Petra Diamonds has raised its expectations for the long-term potential at its Cullinan, Williamson, Kimberley Underground and Koffiefontein mines, both in terms of output and prices. There could be a possible decline in prices only if release of stockpiles of diamonds from Russia or Zimbabwe. The company also faces a handicap from currency issues as the South African rand remains strong and the dollar continues to decline.

Although Petra Diamonds is mainly concerned with raising production, it is also carrying out exploration. The group’s “modest annual exploration budget” is now focused on Botswana, which also offers a friendly operating environment.

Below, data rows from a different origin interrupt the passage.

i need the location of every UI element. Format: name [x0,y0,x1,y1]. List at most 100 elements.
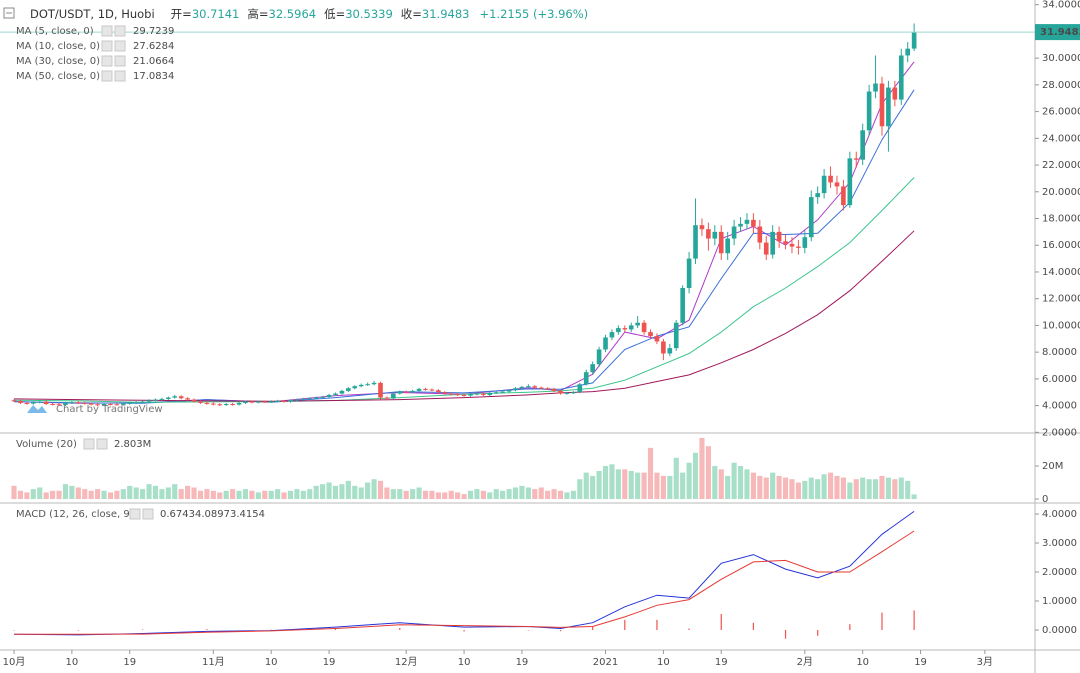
macd-histogram-bar [142,629,144,630]
x-tick-label: 19 [914,657,927,668]
candle-body [56,404,62,406]
macd-histogram-bar [752,622,754,630]
close-icon[interactable] [114,25,126,37]
last-price-label: 31.9483 [1040,27,1080,38]
candle-body [828,175,833,183]
volume-bar [332,485,339,500]
volume-bar [532,489,538,500]
candle-body [583,372,589,385]
settings-icon[interactable] [101,40,113,52]
macd-histogram-bar [784,629,787,639]
settings-icon[interactable] [101,55,113,67]
volume-bar [512,487,519,500]
volume-bar [320,484,326,500]
candle-body [114,404,120,406]
volume-bar [197,490,204,500]
volume-bar [898,477,904,500]
volume-bar [242,489,249,500]
candle-body [223,403,229,405]
x-tick-label: 10 [265,657,278,668]
y-tick-label: 10.0000 [1042,320,1080,331]
volume-bar [403,490,409,500]
candle-body [43,401,49,404]
candle-body [352,386,358,389]
candle-body [571,392,576,394]
volume-bar [750,472,756,500]
candle-body [18,400,23,403]
volume-bar [56,490,62,500]
settings-icon[interactable] [129,508,141,520]
candle-body [191,399,197,402]
close-icon[interactable] [114,70,126,82]
candle-body [146,400,152,402]
volume-bar [815,479,821,500]
candle-body [262,401,268,403]
y-tick-label: 30.0000 [1042,53,1080,64]
candle-body [249,401,255,403]
close-icon[interactable] [114,55,126,67]
ohlc-label: 收= [401,7,422,21]
close-icon[interactable] [142,508,154,520]
macd-line [14,530,915,635]
close-icon[interactable] [96,438,108,450]
candle-body [654,336,660,342]
volume-bar [821,474,827,500]
volume-bar [609,464,615,500]
settings-icon[interactable] [101,70,113,82]
legend-value: 27.6284 [133,41,174,52]
candle-body [468,394,473,396]
candle-body [30,402,36,404]
volume-bar [680,472,686,500]
candle-body [198,401,203,403]
candle-body [75,402,81,404]
volume-bar [120,489,126,500]
candle-body [140,401,145,403]
candle-body [635,322,640,326]
volume-bar [165,487,171,500]
collapse-icon[interactable] [3,7,15,19]
candle-body [770,231,775,255]
candle-body [526,386,531,388]
candle-body [661,341,666,354]
candle-body [275,400,280,402]
candle-body [673,322,679,349]
candle-body [879,83,885,127]
plot-layer: Chart by TradingView [0,23,1035,639]
legend-value: 0.6743 [160,509,195,520]
volume-value: 2.803M [114,439,151,450]
volume-bar [307,489,313,500]
y-tick-label: 20.0000 [1042,187,1080,198]
candle-body [564,392,570,394]
ohlc-value: 30.5339 [345,7,393,21]
macd-histogram-bar [817,629,819,636]
volume-bar [474,489,480,500]
candle-body [358,384,364,387]
candle-body [172,396,178,398]
candle-body [718,231,724,254]
volume-bar [223,490,229,500]
volume-bar [371,479,377,500]
macd-histogram-bar [688,628,690,630]
candle-body [429,389,435,391]
volume-bar [326,482,332,500]
x-tick-label: 10 [66,657,79,668]
candle-body [243,401,248,403]
candle-body [185,398,190,400]
macd-histogram-bar [849,624,851,630]
volume-bar [24,492,30,500]
y-tick-label: 0.0000 [1042,625,1077,636]
volume-bar [287,490,294,500]
y-tick-label: 2.0000 [1042,567,1077,578]
volume-bar [885,477,891,500]
settings-icon[interactable] [101,25,113,37]
candle-body [217,404,223,406]
settings-icon[interactable] [83,438,95,450]
candle-body [178,396,184,399]
candle-body [365,384,370,386]
volume-bar [731,462,737,500]
close-icon[interactable] [114,40,126,52]
volume-bar [635,472,641,500]
volume-bar [410,489,416,500]
candle-body [211,403,216,405]
ohlc-value: 31.9483 [422,7,470,21]
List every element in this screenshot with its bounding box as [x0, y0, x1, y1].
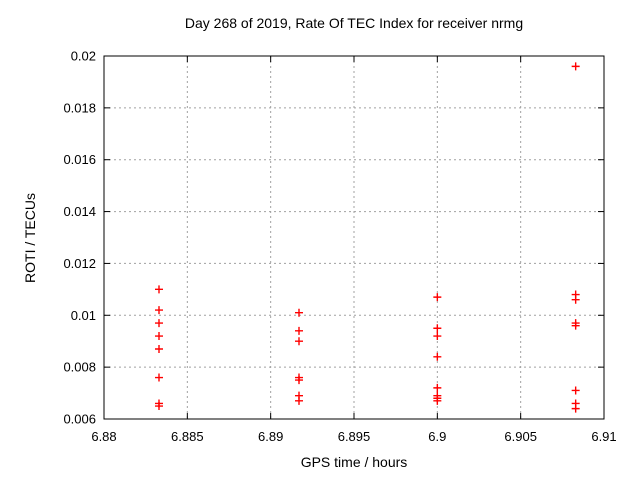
data-point-marker [155, 373, 163, 382]
data-point-marker [433, 332, 442, 341]
data-point-marker [433, 293, 442, 302]
y-tick-label: 0.006 [63, 412, 96, 427]
y-tick-label: 0.018 [63, 100, 96, 115]
data-point-marker [155, 319, 163, 328]
data-point-marker [155, 306, 163, 315]
data-point-marker [295, 326, 303, 335]
data-point-marker [295, 396, 303, 405]
y-tick-label: 0.012 [63, 256, 96, 271]
data-point-marker [571, 321, 580, 330]
data-point-marker [155, 332, 163, 341]
x-tick-label: 6.9 [428, 429, 446, 444]
y-tick-label: 0.02 [71, 49, 96, 64]
data-point-marker [295, 376, 303, 385]
x-tick-label: 6.89 [258, 429, 283, 444]
y-tick-label: 0.014 [63, 204, 96, 219]
y-tick-label: 0.016 [63, 152, 96, 167]
x-tick-label: 6.88 [91, 429, 116, 444]
data-point-marker [155, 402, 163, 411]
data-point-marker [433, 396, 442, 405]
data-point-marker [433, 352, 442, 361]
x-tick-label: 6.885 [171, 429, 204, 444]
data-point-marker [571, 404, 580, 413]
x-tick-label: 6.905 [504, 429, 537, 444]
x-axis-label: GPS time / hours [300, 454, 408, 470]
y-tick-label: 0.008 [63, 360, 96, 375]
data-point-marker [433, 383, 442, 392]
x-tick-label: 6.91 [591, 429, 616, 444]
data-point-marker [433, 324, 442, 333]
x-tick-label: 6.895 [338, 429, 371, 444]
data-point-marker [155, 344, 163, 353]
y-axis-label: ROTI / TECUs [22, 193, 38, 283]
data-point-marker [155, 285, 163, 294]
y-tick-label: 0.01 [71, 308, 96, 323]
data-point-marker [571, 62, 580, 71]
data-point-marker [571, 386, 580, 395]
chart-title: Day 268 of 2019, Rate Of TEC Index for r… [184, 15, 524, 31]
data-point-marker [571, 295, 580, 304]
data-point-marker [295, 308, 303, 317]
data-point-marker [295, 337, 303, 346]
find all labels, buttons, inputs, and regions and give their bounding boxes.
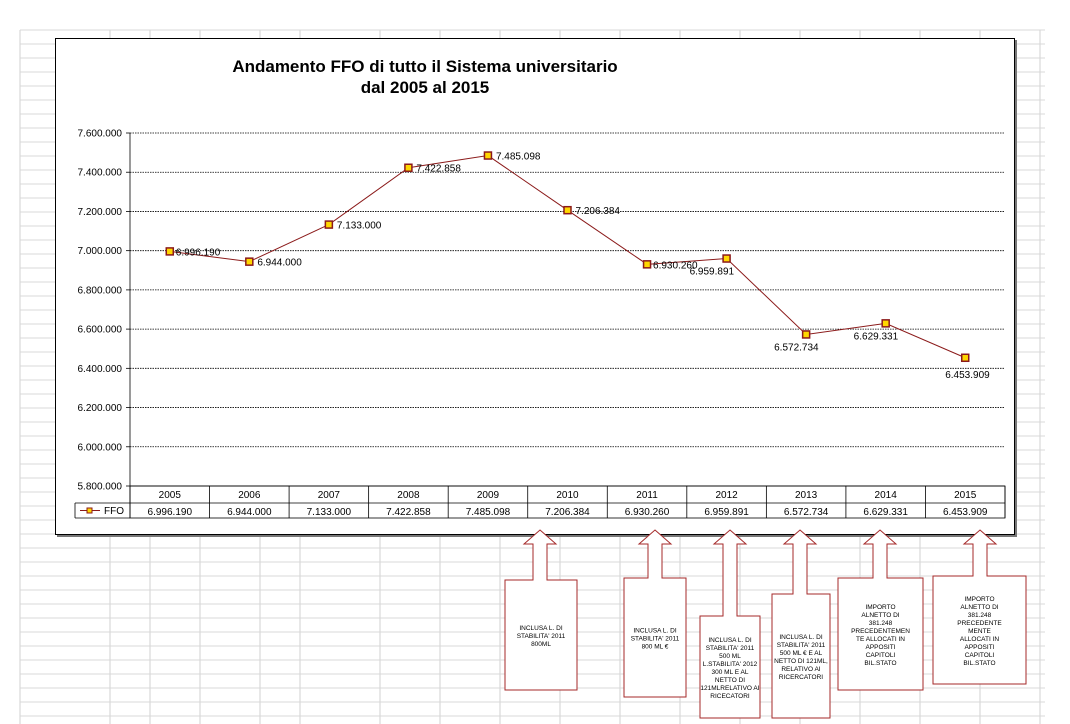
y-tick-label: 7.600.000 [78, 129, 123, 140]
ffo-data-label: 7.422.858 [416, 164, 461, 175]
y-tick-label: 7.000.000 [78, 246, 123, 257]
ffo-data-label: 6.944.000 [257, 258, 302, 269]
y-tick-label: 6.400.000 [78, 364, 123, 375]
ffo-point-marker [165, 247, 175, 256]
x-category-label: 2007 [318, 490, 341, 501]
legend-marker [86, 507, 93, 514]
y-tick-label: 6.800.000 [78, 285, 123, 296]
ffo-data-label: 6.930.260 [653, 260, 698, 271]
x-category-label: 2011 [636, 490, 658, 501]
ffo-point-marker [245, 257, 254, 266]
ffo-point-marker [404, 163, 413, 172]
ffo-data-label: 6.453.909 [945, 370, 990, 381]
annotation-text: IMPORTO ALNETTO DI 381.248 PRECEDENTE MENTE A… [957, 596, 1002, 667]
data-table-value: 7.206.384 [545, 507, 590, 518]
x-category-label: 2005 [159, 490, 182, 501]
annotation-arrow-box [837, 529, 924, 691]
x-category-label: 2006 [238, 490, 261, 501]
y-tick-label: 6.000.000 [78, 442, 123, 453]
chart-title: Andamento FFO di tutto il Sistema univer… [232, 57, 618, 76]
ffo-data-label: 6.959.891 [690, 267, 735, 278]
legend-label: FFO [104, 506, 124, 517]
data-table-value: 6.572.734 [784, 507, 829, 518]
x-category-label: 2009 [477, 490, 500, 501]
x-category-label: 2012 [715, 490, 738, 501]
data-table-value: 6.996.190 [148, 507, 193, 518]
y-tick-label: 7.200.000 [78, 207, 123, 218]
data-table-value: 7.422.858 [386, 507, 431, 518]
x-category-label: 2010 [556, 490, 579, 501]
ffo-point-marker [960, 353, 970, 363]
annotation-text: INCLUSA L. DI STABILITA' 2011 500 ML € E A… [774, 634, 828, 681]
annotation-arrow-box [623, 529, 687, 698]
annotation-text: INCLUSA L. DI STABILITA' 2011 800ML [517, 625, 566, 648]
data-table-value: 6.944.000 [227, 507, 272, 518]
data-table-value: 7.485.098 [466, 507, 511, 518]
ffo-series-line [169, 155, 966, 359]
x-category-label: 2008 [397, 490, 420, 501]
chart-area[interactable] [55, 38, 1015, 535]
ffo-point-marker [324, 220, 334, 229]
ffo-data-label: 6.572.734 [774, 342, 819, 353]
ffo-data-label: 6.629.331 [854, 331, 899, 342]
annotation-text: INCLUSA L. DI STABILITA' 2011 500 ML L.STAB… [700, 637, 759, 700]
x-category-label: 2015 [954, 490, 977, 501]
data-table-value: 6.453.909 [943, 507, 988, 518]
data-table-value: 6.959.891 [704, 507, 749, 518]
y-tick-label: 5.800.000 [78, 482, 123, 493]
ffo-point-marker [483, 151, 493, 160]
annotation-arrow-box [932, 529, 1027, 685]
annotation-text: INCLUSA L. DI STABILITA' 2011 800 ML € [631, 628, 680, 651]
ffo-data-label: 6.996.190 [176, 247, 221, 258]
ffo-data-label: 7.133.000 [337, 221, 382, 232]
y-tick-label: 6.600.000 [78, 325, 123, 336]
annotation-arrow-box [771, 529, 831, 719]
x-category-label: 2014 [875, 490, 898, 501]
x-category-label: 2013 [795, 490, 818, 501]
chart-subtitle: dal 2005 al 2015 [360, 78, 490, 97]
ffo-data-label: 7.485.098 [496, 152, 541, 163]
data-table-value: 6.629.331 [863, 507, 908, 518]
data-table-value: 7.133.000 [307, 507, 352, 518]
ffo-data-label: 7.206.384 [576, 206, 621, 217]
ffo-point-marker [722, 254, 731, 263]
y-tick-label: 7.400.000 [78, 168, 123, 179]
ffo-point-marker [642, 260, 652, 269]
ffo-point-marker [801, 330, 811, 339]
annotation-text: IMPORTO ALNETTO DI 381.248 PRECEDENTEMEN TE … [851, 604, 910, 667]
annotation-arrow-box [699, 529, 761, 719]
annotation-arrow-box [504, 529, 578, 691]
y-tick-label: 6.200.000 [78, 403, 123, 414]
ffo-point-marker [563, 205, 572, 215]
ffo-point-marker [881, 319, 890, 328]
data-table-value: 6.930.260 [625, 507, 670, 518]
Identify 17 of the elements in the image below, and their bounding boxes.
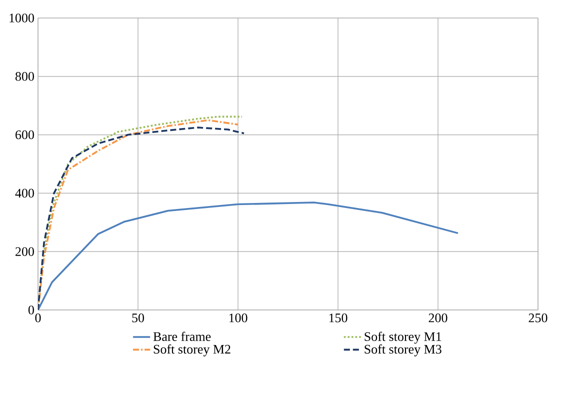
y-tick-label: 0 [28,306,34,314]
legend-label: Soft storey M1 [364,332,442,344]
legend-label: Soft storey M3 [364,344,442,356]
y-tick-label: 1000 [10,14,34,22]
x-tick-label: 150 [329,314,348,322]
x-tick-label: 200 [428,314,448,322]
y-tick-label: 200 [16,247,34,256]
x-tick-label: 250 [528,314,548,322]
x-tick-label: 100 [229,314,248,322]
line-series [38,202,459,310]
y-tick-label: 600 [16,130,34,140]
legend-label: Soft storey M2 [154,344,230,356]
y-tick-label: 400 [15,188,34,198]
x-tick-label: 50 [132,314,144,322]
x-tick-label: 0 [35,314,41,322]
legend-label: Bare frame [153,332,211,341]
y-tick-label: 800 [15,72,34,81]
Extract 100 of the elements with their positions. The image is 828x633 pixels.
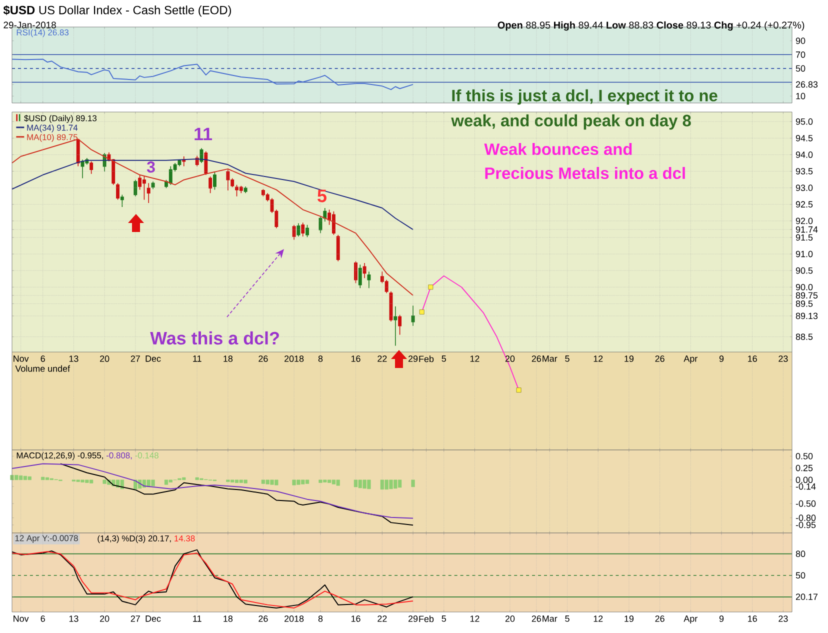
x-tick-label: 29 [408, 356, 418, 362]
x-tick-label: 26 [258, 616, 268, 622]
x-tick-label: 11 [193, 356, 202, 362]
y-tick-label: 89.5 [796, 300, 813, 307]
candlestick [336, 234, 340, 262]
x-tick-label: 11 [193, 616, 202, 622]
annotation: 12 Apr Y:-0.0078 [15, 535, 78, 543]
line-series [12, 463, 414, 519]
x-tick-label: 9 [719, 616, 724, 622]
x-tick-label: 6 [40, 616, 45, 622]
x-tick-label: 26 [655, 356, 664, 362]
annotation: Precious Metals into a dcl [485, 166, 685, 180]
y-tick-label: 0.25 [796, 464, 813, 472]
candlestick [146, 182, 150, 204]
y-tick-label: 90.0 [796, 284, 813, 290]
series-label: MACD(12,26,9) -0.955, [16, 452, 103, 460]
x-tick-label: Apr [684, 616, 698, 624]
y-tick-label: 90 [796, 38, 806, 44]
annotation: 3 [146, 161, 155, 173]
x-tick-label: 16 [351, 356, 360, 362]
y-tick-label: 90.5 [796, 267, 813, 274]
x-tick-label: 8 [318, 356, 323, 362]
y-tick-label: 91.5 [796, 234, 813, 241]
x-tick-label: 20 [505, 616, 515, 622]
y-tick-label: 89.13 [796, 312, 818, 320]
x-tick-label: 16 [351, 616, 360, 622]
chart-title: $USD US Dollar Index - Cash Settle (EOD) [3, 5, 232, 17]
x-tick-label: 20 [100, 356, 110, 362]
candlestick [213, 171, 216, 190]
x-tick-label: 18 [224, 616, 233, 622]
x-tick-label: 5 [565, 616, 570, 622]
y-tick-label: -0.14 [796, 483, 816, 490]
x-tick-label: 27 [130, 616, 140, 622]
x-tick-label: 19 [624, 616, 634, 622]
candlestick [76, 138, 80, 167]
candlestick [411, 305, 415, 326]
y-tick-label: 0.50 [796, 452, 813, 460]
text: $USD (Daily) 89.13 [24, 114, 97, 123]
x-tick-label: 5 [442, 356, 446, 362]
x-tick-label: Feb [419, 616, 434, 622]
y-tick-label: 93.5 [796, 168, 813, 174]
text: RSI(14) 26.83 [16, 29, 69, 38]
series-label: -0.808, [106, 452, 132, 460]
y-tick-label: 50 [796, 572, 806, 579]
candlestick [301, 222, 305, 237]
x-tick-label: 8 [318, 616, 323, 622]
point [419, 309, 424, 314]
text: Open 88.95 High 89.44 Low 88.83 Close 89.13 Chg +0.24 (+0.27%) [498, 21, 804, 31]
x-tick-label: Mar [542, 616, 558, 622]
x-tick-label: 13 [69, 356, 78, 362]
candlestick [226, 169, 230, 191]
x-tick-label: Apr [684, 356, 698, 364]
x-tick-label: 12 [470, 356, 480, 362]
x-tick-label: Nov [14, 356, 29, 362]
y-tick-label: 92.0 [796, 218, 813, 224]
x-tick-label: 23 [778, 356, 788, 362]
candlestick [362, 262, 366, 279]
x-tick-label: 27 [130, 356, 140, 362]
x-tick-label: 20 [100, 616, 110, 622]
x-tick-label: 22 [378, 356, 387, 362]
y-tick-label: -0.95 [796, 522, 816, 528]
y-tick-label: 89.75 [796, 292, 818, 299]
x-tick-label: 29 [408, 616, 418, 622]
y-tick-label: 94.0 [796, 152, 813, 158]
annotation: Was this a dcl? [150, 331, 279, 345]
candlestick [358, 264, 362, 289]
candlestick [354, 260, 358, 284]
x-tick-label: 2018 [284, 616, 304, 622]
line-series [12, 58, 414, 90]
y-tick-label: 88.5 [796, 334, 813, 340]
x-tick-label: Mar [542, 356, 558, 362]
y-tick-label: 20.17 [796, 594, 818, 600]
x-tick-label: 13 [69, 616, 78, 622]
candlestick [239, 185, 243, 194]
x-tick-label: 6 [40, 356, 45, 362]
y-tick-label: -0.80 [796, 514, 816, 521]
y-tick-label: 10 [796, 92, 806, 100]
annotation: 11 [194, 128, 212, 140]
y-tick-label: 70 [796, 51, 806, 58]
x-tick-label: 12 [470, 616, 480, 622]
x-tick-label: 26 [258, 356, 268, 362]
x-tick-label: 26 [532, 616, 542, 622]
candlestick [367, 271, 371, 289]
x-tick-label: Dec [146, 616, 161, 622]
x-tick-label: 9 [719, 356, 724, 362]
x-tick-label: Dec [146, 356, 161, 362]
candlestick [306, 224, 309, 238]
candlestick [296, 222, 300, 237]
y-tick-label: 95.0 [796, 118, 813, 125]
x-tick-label: Feb [419, 356, 434, 362]
annotation: If this is just a dcl, I expect it to ne [452, 89, 718, 105]
line-series [60, 463, 414, 526]
y-tick-label: 91.0 [796, 250, 813, 258]
x-tick-label: 18 [224, 356, 233, 362]
annotation: Weak bounces and [484, 142, 632, 156]
y-tick-label: 26.83 [796, 81, 818, 88]
annotation: 5 [318, 190, 326, 202]
candlestick [120, 194, 124, 208]
y-tick-label: 0.00 [796, 476, 813, 484]
series-label: (14,3) %D(3) 20.17, [98, 535, 171, 544]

Looking forward, Petra Diamonds says it has witnessed an upturn in the important U.S. market, “as evidenced by the steadily increasing volume and value of polished diamond imports in 2010 and improved sales in North America reported by leading diamond retailers. As the diamond market now enters the pre-festive season, expectations are for a continued improvement that should end with robust retail sales in the fourth quarter.”

For the 2011 financial year, it foresees diamond prices being firmer as long as the market and global economy remain stable. “Cullinan is our flagship asset and, along with Williamson, a key driver to Petra’s production and revenue growth in the coming years,” said Petra Diamonds' CEO Johann Dippenaar in an interview with The Independent.

“We completed the acquisition of the Kimberley Underground mine in the past year and introduced a seventh producing diamond mine to our portfolio. We had been operating Kimberley Underground on a care and maintenance basis together with De Beers since September 2007 and therefore had time to significantly rehabilitate the underground workings and to build the first of two new plants. Production has now commenced and the mine will be a valuable contributor to the company’s growth plans in the 2011 financial year,” Dippenaar added.

As for its sales and marketing operations, Petra’s management believes that as demand for rough goods grows stronger, there is a continuing constriction of the traditional diamond pipeline, with more and more companies opting for vertical integration.

“From Petra’s perspective, this is particularly evident by the number of major manufacturers and retailers now buying rough diamonds directly from the group’s tenders, rather than via traditional diamond traders,” the company said in its financial statement for full year 2009. “We think this trend will continue as rough becomes ever more scarce and our strategy to continue increasing output ensures that we are poised to benefit from this trend.”